For your canine companions:

  • Pet Harness: Sharp turns, sudden stops or collisions can cause severe injury or death to unrestrained animals–and put human passengers at risk of injury as well. Consider investing in a crash-protection harness, as it has the best chance of keeping the dog in its seat during impact and its aftermath. Reminder, never let your dog ride in the front seat.
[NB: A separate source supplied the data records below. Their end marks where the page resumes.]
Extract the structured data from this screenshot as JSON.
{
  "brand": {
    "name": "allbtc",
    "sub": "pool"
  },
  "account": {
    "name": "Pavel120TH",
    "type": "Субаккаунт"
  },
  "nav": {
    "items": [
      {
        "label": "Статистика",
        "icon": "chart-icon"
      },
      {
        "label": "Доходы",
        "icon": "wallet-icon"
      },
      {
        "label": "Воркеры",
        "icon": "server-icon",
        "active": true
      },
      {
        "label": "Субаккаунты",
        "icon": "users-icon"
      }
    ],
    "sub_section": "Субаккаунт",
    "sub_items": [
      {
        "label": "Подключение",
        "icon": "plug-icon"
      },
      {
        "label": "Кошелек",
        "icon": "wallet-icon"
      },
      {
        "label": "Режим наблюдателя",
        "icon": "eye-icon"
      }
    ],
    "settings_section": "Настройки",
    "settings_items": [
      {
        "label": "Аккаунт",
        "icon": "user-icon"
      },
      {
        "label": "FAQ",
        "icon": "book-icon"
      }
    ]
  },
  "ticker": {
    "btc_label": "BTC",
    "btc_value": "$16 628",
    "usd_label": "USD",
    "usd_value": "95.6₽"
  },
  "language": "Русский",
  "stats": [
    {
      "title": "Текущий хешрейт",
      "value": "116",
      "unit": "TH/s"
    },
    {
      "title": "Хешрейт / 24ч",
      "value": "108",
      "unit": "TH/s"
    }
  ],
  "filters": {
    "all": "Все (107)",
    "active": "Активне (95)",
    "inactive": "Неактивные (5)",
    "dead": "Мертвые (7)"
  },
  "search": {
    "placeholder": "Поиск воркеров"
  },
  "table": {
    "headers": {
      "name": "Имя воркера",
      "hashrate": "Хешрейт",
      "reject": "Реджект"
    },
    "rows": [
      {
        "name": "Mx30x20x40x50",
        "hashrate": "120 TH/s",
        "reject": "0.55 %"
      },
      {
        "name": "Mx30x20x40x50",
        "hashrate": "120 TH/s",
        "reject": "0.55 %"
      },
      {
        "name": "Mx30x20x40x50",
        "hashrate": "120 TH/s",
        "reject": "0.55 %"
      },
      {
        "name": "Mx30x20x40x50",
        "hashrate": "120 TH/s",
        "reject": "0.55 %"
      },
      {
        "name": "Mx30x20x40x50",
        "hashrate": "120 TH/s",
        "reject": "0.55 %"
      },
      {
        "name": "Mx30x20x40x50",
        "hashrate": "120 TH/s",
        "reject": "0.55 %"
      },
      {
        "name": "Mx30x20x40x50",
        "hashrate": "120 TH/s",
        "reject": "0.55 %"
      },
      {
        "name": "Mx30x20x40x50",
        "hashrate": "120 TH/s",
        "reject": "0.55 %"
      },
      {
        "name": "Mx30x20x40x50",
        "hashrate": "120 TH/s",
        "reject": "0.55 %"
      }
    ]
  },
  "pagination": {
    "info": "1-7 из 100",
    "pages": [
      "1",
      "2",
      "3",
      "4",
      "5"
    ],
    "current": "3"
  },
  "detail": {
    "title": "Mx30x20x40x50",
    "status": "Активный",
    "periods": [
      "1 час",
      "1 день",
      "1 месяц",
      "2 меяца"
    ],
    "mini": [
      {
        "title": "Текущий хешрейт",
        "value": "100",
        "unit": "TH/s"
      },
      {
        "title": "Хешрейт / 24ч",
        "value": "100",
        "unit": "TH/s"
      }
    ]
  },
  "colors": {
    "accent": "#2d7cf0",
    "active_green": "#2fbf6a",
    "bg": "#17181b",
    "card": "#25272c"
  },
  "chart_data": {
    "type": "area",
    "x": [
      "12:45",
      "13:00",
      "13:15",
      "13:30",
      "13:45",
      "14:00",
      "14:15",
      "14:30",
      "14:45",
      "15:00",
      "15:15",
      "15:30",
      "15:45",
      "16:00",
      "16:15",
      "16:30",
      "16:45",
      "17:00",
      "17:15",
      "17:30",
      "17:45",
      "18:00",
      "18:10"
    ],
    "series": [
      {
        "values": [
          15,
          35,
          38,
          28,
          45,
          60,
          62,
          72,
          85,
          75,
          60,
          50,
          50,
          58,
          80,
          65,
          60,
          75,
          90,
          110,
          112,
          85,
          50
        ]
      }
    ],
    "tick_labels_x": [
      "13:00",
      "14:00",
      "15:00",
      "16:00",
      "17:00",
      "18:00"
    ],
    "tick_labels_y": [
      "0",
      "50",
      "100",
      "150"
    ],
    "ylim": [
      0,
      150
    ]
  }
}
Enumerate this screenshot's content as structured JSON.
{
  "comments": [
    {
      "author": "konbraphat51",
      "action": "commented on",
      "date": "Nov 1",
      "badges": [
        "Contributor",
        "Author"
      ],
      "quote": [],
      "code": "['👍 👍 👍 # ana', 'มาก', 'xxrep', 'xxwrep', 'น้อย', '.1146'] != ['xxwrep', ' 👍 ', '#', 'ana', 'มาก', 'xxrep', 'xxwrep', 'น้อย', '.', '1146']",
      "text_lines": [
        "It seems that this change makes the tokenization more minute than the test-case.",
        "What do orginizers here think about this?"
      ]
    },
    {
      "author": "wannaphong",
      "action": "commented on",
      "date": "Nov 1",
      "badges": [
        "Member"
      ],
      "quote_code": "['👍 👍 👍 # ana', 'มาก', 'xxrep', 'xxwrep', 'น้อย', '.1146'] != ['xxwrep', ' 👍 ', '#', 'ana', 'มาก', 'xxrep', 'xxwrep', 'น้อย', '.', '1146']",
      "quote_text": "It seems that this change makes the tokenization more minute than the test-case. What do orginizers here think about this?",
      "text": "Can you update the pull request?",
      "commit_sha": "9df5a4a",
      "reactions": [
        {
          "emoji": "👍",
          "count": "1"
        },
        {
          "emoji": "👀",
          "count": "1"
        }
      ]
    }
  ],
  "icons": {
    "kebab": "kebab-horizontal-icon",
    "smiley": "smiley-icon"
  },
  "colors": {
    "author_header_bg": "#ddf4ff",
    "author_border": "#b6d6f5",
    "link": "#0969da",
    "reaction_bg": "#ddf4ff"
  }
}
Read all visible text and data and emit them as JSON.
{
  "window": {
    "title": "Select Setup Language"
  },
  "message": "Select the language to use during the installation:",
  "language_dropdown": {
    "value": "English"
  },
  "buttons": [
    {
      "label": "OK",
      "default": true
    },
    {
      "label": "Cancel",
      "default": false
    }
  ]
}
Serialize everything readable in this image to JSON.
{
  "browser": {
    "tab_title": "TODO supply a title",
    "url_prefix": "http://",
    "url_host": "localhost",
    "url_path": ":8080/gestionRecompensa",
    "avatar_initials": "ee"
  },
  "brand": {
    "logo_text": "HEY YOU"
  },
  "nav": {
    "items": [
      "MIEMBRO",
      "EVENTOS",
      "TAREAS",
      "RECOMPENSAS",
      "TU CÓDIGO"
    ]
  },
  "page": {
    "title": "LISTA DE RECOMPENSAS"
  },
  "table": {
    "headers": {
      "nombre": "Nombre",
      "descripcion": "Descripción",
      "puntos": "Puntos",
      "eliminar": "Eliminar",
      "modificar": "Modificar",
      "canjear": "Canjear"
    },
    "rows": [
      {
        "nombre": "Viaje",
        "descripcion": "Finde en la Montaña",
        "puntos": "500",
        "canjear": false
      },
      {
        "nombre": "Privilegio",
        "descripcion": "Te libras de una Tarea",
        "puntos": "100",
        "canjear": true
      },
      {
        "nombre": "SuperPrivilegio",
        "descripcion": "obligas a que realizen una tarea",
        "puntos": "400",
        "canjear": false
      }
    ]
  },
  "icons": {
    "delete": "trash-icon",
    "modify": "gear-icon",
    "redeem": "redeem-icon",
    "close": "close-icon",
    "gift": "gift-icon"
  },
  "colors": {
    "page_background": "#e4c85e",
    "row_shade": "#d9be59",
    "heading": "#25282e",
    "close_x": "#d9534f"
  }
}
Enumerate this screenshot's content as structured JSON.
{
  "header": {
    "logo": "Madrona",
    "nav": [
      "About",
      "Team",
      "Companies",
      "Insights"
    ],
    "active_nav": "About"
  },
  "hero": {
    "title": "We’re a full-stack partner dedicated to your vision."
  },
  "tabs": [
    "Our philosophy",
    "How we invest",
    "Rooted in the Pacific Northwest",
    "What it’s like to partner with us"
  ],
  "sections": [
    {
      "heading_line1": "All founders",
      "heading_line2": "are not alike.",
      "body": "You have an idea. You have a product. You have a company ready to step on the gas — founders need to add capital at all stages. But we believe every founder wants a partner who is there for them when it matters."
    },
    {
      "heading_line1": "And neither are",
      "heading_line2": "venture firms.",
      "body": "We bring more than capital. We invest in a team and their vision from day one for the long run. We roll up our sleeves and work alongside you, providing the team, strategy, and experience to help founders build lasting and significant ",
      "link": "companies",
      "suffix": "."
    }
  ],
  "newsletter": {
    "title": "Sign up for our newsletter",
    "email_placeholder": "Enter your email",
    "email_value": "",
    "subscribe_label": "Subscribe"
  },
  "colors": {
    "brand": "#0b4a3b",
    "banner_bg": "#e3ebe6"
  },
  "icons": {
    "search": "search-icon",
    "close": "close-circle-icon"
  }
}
Even with a restraint, there is the chance of significant injury from the airbag or broken glass.
  • Upholstery/Seat Cover: Anyone serious about maintaining their upholstery and traveling with their dog should invest in seat covers.
  • Deodorizer: Don’t let your interior smell like “dog” after the journey is over. Scented oils and aromatic cardboard trees simply mask odors, only a deodorizer eliminates odors from the cabin. The reminder of home can provide comfort when your pet is in a new environment.
  • Collapsible water dish: Compact and portable, a collapsible water dish is a great tool to keep your hound hydrated. Serve them bottled water, as drinking water from an unfamiliar area can potentially upset your dog’s digestive system.
  • Waste Collection Bags: Picking up after your dog is common courtesy, yet it’s so easy to forget to bring bags for their waste. Consider buying a container that clips to the leash and stores a roll of waste collection bags.